Insofern ist eine Wende in der praktischen Politik des IWF nicht zu erwarten. Er wird auch weiterhin als Feuerwehr bei regionalen Finanzmarktkrisen intervenieren, soweit irgendwie noch finanzielle Mittel mobilisiert werden können; natürlich nur, wenn es sich um »Länder von großer systemischer Bedeutung für die globale Finanzstabilität« handelt, wie es die demokratische Minderheit in der Meltzer-Kommission ausdrückt.

Um seinen Spielraum für solche taktischen Interventionen ein wenig zu erweitern, will der IWF versuchen, die Banken, Investmentfonds und andere private Finanzmarkt-Akteure schon im Vorfeld einzubinden. Im Ernstfall wird eine Allianz zwar kaum tragen, weil jeder versucht, seine Felle ins Trockene zu bringen, aber sie schafft propagandistischen Rückhalt. Immerhin muss der IWF seine Mitgliedsstaaten dazu bewegen, ihre Quoten auch einzuzahlen, also Kreditgeld bereit zu stellen. Das jedoch wird angesichts der breiten Kritikerfront von Rechtspopulisten bis Linksradikalen, die gemeinsam die Sozialisierung der privaten Spekulationsverluste beklagen, immer schwieriger; insbesondere der US-Kongess zeigt sich ziemlich störrisch.

Einen hohen moralischen Legitimationsgewinn wirft auch der Schuldenerlass für die am höchsten verschuldeten armen Länder ab, der auf dem letztjährigen Weltwirtschaftsgipfel in Köln beschlossen wurde und der perfiderweise so konzipiert ist, dass er sich praktisch selbst blockiert. Von 35 Ländern wurde bisher nur eines, Uganda, teilentschuldet, und lediglich vier weitere erhielten verbindliche Zusagen. Die Schuldenerleichterung tritt nämlich nur in Kraft, wenn die betreffenden Länder neben den üblichen marktradikalen »Strukturreformen« auch so genannte Strategien zur Armutsbekämpfung entwickeln, an deren Aushandlung die »zivilgesellschaftlichen Akteure« beteiligt werden sollen.

Dieses Eingehen auf die Forderungen der NGOs beschert dem IWF eine doppelte legitimatorische Entlastung.

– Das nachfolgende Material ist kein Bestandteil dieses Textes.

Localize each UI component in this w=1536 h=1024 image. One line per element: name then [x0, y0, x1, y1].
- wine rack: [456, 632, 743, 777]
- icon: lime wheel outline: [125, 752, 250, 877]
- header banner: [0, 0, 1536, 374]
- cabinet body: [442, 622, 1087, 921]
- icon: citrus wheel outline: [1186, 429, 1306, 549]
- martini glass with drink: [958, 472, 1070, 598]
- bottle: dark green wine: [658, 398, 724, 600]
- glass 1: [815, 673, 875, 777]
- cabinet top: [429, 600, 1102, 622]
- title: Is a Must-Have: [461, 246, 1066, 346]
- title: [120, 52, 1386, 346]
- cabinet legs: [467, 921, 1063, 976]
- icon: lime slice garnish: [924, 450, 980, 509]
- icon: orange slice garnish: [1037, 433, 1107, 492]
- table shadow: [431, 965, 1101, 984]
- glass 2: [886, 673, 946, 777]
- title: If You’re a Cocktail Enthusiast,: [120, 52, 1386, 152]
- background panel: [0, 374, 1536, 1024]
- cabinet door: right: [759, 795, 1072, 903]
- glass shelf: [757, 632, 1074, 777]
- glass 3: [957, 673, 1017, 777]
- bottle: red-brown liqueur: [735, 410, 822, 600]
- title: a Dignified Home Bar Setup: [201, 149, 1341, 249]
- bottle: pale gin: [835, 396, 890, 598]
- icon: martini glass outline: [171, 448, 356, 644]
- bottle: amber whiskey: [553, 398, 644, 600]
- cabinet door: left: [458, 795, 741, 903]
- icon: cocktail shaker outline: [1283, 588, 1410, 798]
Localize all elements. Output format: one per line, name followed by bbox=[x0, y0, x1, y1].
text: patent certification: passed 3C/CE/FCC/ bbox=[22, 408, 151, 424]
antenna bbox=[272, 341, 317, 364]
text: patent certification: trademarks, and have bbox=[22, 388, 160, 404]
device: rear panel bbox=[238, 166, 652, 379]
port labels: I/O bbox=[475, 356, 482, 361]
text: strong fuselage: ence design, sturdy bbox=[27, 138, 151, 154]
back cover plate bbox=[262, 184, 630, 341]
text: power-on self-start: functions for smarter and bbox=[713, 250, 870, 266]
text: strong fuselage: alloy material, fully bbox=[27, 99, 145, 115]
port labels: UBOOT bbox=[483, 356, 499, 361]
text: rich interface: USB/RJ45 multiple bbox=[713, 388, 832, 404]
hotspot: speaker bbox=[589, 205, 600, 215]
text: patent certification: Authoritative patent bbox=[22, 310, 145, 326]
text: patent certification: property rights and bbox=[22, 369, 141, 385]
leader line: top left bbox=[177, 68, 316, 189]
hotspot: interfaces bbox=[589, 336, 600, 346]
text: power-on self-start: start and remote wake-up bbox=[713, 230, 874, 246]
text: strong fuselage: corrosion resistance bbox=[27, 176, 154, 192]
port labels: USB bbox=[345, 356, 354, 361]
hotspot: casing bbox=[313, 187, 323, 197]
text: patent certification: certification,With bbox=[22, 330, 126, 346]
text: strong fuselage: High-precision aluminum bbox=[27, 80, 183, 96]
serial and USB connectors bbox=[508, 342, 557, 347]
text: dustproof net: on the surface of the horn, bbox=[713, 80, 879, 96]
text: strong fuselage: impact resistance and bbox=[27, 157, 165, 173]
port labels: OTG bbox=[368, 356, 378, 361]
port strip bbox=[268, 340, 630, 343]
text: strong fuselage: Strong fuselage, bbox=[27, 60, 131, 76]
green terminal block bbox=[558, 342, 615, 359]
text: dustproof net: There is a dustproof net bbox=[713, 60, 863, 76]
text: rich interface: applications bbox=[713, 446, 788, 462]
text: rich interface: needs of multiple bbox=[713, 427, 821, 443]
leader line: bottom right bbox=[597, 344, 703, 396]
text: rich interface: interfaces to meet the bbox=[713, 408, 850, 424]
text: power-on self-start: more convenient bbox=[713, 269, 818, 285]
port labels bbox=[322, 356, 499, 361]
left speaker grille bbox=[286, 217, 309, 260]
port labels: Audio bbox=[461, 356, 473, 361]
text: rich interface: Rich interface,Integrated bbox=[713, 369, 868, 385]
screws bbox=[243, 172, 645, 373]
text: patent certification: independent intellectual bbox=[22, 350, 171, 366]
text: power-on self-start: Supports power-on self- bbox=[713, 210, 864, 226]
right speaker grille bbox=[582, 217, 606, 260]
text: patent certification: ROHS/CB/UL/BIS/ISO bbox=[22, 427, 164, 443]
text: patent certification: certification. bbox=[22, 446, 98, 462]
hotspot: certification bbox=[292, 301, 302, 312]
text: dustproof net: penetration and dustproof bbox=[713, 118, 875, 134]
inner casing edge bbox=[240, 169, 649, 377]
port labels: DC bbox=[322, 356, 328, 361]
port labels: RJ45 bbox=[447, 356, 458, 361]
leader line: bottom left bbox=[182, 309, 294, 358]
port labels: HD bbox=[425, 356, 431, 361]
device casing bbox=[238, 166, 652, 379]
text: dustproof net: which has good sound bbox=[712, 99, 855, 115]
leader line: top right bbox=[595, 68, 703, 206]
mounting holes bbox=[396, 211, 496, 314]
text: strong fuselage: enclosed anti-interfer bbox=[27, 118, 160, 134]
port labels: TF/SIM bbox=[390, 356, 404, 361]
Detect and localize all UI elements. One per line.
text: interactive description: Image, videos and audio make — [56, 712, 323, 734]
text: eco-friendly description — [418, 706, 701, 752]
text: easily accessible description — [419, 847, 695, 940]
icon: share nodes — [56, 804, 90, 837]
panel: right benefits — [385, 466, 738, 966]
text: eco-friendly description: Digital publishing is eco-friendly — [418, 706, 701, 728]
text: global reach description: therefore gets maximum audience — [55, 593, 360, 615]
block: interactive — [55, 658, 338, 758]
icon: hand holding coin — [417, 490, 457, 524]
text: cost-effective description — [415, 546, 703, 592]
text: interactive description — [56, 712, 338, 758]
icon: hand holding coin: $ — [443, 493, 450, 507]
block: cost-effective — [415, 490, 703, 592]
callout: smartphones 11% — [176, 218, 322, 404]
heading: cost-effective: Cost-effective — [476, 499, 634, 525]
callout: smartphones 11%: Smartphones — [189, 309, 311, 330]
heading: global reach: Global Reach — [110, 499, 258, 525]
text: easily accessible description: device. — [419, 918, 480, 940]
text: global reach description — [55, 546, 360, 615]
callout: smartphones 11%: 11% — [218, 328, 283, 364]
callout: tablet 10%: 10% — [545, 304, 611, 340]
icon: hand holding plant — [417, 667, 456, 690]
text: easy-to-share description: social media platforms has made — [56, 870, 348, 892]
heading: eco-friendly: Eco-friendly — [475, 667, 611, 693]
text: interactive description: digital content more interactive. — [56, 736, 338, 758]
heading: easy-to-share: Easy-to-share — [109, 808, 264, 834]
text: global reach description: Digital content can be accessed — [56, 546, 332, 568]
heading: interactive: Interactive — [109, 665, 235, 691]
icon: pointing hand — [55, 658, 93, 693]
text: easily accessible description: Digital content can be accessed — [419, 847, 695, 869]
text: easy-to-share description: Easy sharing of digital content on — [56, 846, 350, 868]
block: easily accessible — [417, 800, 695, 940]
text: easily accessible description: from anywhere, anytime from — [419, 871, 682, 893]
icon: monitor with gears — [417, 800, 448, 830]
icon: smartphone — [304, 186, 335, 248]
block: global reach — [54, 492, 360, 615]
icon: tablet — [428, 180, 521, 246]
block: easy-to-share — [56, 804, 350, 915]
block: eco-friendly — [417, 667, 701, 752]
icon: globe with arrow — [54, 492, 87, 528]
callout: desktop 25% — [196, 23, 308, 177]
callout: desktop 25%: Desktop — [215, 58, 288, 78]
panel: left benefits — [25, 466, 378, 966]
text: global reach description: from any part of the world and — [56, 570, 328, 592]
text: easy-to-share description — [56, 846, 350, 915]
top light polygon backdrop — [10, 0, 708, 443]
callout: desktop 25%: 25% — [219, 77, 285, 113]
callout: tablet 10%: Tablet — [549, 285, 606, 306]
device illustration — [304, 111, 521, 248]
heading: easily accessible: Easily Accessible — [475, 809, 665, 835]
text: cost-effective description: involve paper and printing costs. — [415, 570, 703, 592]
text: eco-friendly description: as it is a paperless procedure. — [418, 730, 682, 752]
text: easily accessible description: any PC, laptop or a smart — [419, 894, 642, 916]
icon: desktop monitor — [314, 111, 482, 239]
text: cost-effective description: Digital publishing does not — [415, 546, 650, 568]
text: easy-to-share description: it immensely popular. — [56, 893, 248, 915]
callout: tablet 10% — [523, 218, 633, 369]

Werden zumindest auf dem Papier Almosen bereitgestellt, kann das als »Beweis« dafür gelten, dass die Auslieferung an den Weltmarkt eben doch den allgemeinen Wohlstand fördert; der IWF kann sich dann als Förderer des Sozialen inszenieren. Zugleich werden die betreffenden NGOs noch stärker als bisher politisch vereinnahmt und zu Instrumenten der offiziellen Krisenverwaltung gemacht. »Armutsbekämpfung« wird dann, wie so oft, zum Disziplinierungsinstrument.

Gelingt es dagegen nicht, ein so genanntes Poverty Reduction Strategy Paper (PRSP) zu entwerfen, kann sich der IWF unschuldig geben. Er hat getan, was er konnte, die Verantwortlichen für das Elend sitzen in den Ländern selbst. Mit gutem Gewissen können diese also je nach Bedarf sich selbst überlassen oder einer internationalen Krisenverwaltung unterworfen werden.

Der IWF hat damit bewiesen, dass auch er in der »reflexiven Moderne« angekommen ist. Er hat in den Krisen der letzten Jahre gelernt, Kritik so zu integrieren, dass sie ihm nicht schadet, sondern nützt.